Mirzanie, jestem na takim etapie zainteresowania liliami, że jeszcze nie słyszę ich sądów.mirzan pisze:Ważne jest co lilie o tym sądzą.
Podobnie jak kilku moich przedmówców eksperymentuję z tymi roślinami i oprócz zdobywania wiedzy na temat ich uprawy pragnę wkomponować je w istniejący już ogród. Nigdy nie dzieliłam roślin na wartościowe i badziewie. Jeżeli hodowcy stosują takie podziały, to...konsternacja

Podtrzymuję swoją opinię o udanym zestawieniu babi.

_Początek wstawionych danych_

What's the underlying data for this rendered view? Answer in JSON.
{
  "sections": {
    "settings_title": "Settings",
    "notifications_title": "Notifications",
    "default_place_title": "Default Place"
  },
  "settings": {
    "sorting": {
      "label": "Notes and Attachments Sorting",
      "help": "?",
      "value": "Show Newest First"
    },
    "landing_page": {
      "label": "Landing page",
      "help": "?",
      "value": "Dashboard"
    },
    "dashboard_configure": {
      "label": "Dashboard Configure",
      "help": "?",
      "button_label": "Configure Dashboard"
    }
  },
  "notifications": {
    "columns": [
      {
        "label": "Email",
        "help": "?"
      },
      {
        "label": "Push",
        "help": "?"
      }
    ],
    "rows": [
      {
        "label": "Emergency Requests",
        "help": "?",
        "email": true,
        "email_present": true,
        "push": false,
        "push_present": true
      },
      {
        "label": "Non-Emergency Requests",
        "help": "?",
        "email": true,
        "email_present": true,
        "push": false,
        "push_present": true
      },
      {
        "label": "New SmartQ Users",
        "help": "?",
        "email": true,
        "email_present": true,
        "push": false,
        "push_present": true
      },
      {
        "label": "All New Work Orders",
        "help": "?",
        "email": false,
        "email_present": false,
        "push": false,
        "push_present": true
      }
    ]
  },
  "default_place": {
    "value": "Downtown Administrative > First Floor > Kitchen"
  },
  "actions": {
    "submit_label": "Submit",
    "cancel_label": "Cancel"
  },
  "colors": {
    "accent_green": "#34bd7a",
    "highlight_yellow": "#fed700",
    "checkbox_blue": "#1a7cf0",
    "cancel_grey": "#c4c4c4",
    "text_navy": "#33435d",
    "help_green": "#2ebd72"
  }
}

moje argumenty: - posiada sporą wiedzę i doświadczenie na temat uprawy lilii
- traktuje je jako integralną część swojego leśnego ogrodu
- myśli obrazami, komponuje lilie z innymi roślinami (nie jest wszak hodowcą, zależy jej na
(wybacz babi) prostej harmonii form i kolorów
- stworzyła wątek, w którym jest miejsce na każde pytanie, dzięki temu i ja nie wstydziłam się pytać.
Gdybyś Mirzanie zechciał odpowiedzieć, bardzo proszę odnieś się do moich argumentów, pamiętając, że jest to wątek babi i że spotykają się tu i fachowcy i kompletni amatorzy (jak ja).